Todas las almas son bellas, si les das el tiempo suficiente para mostrarse. Lo repetía todos los días desde que se hizo adicta a aquel café del barrio que le descubrió su prima. “Tenemos que ir al Café de los Besos. Por un rato es como estar enamorada”. Y Marina a nada amaba más que a la idea de enamorarse.
La primera vez quedó tan sorprendida que no supo reaccionar. Sólo dejarse llevar. Al traspasar la entrada no vio más que parejas besándose. La pasión podía oírse a pesar de la suave música de fondo.
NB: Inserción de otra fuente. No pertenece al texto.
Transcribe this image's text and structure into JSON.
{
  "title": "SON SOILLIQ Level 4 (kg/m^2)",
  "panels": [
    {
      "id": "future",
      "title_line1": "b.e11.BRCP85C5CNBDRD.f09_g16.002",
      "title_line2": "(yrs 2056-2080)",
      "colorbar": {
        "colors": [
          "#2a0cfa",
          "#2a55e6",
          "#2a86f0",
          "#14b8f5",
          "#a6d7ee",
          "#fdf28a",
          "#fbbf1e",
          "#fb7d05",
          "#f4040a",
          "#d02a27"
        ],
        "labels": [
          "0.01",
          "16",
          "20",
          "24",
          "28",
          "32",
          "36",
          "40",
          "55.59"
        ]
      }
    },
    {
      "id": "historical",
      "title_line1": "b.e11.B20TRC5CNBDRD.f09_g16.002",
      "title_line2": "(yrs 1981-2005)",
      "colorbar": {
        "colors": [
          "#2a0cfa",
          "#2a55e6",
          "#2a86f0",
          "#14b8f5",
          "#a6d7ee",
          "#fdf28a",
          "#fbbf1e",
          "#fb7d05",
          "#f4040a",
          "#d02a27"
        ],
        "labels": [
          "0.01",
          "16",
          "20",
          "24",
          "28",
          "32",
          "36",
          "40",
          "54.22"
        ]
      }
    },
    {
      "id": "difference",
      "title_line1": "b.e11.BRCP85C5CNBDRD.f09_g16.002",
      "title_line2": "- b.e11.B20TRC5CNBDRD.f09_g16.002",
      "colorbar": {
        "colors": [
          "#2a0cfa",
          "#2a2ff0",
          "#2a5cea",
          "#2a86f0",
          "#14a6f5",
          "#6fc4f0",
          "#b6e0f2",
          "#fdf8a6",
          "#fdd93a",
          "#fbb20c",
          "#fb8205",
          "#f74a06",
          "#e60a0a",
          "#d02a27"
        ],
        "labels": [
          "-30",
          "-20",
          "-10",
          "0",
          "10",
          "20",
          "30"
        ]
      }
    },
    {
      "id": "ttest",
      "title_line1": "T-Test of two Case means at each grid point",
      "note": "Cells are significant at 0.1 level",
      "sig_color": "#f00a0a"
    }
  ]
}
Se sentó con su prima en un rincón y permanecieron en silencio, observando el amor manifestándose en todas las mesas. Hasta que llegaron aquellos dos chicos.
En cuanto las vieron solas, se acercaron a ellas. El instinto, el destino o el orden de llegada fueron el azar que repartió las parejas. Sin mediar palabra, en cuanto estuvieron sentados, Marina recibió su primer beso. La sorpresa facilitó la entrega. Y lo disfrutó.
Como disfrutó los de los siguientes sábados, cada semana con diferentes jóvenes que también acudían al Café de los Besos para sentirse amados por un momento. El más lindo de la semana. Nunca había repetido hasta aquella tarde que vio a su primer amor sentado, solo.
Se sorprendió de su propia determinación cuando se descubrió tomando entre las manos su cara para rozar los labios con la calidez del reencuentro y la prisa del deseo. El la interrumpió:
- ¿Podríamos hoy también hablar? ¿De nosotros? ¿Conocernos?
- Claro, tengo mucho tiempo. Por lo menos hasta mañana.
Epílogo (prescindible):
Por primera vez se reconocieron al juntar sus labios. Durante un largo rato siguieron derribando barreras, abriendo sus almas, dejándose entrar… hasta que tuvieron que volver a la superficie para respirar.
- ¿Lo compartirías conmigo?
- Sí. Te ofrezco la vida entera, para empezar.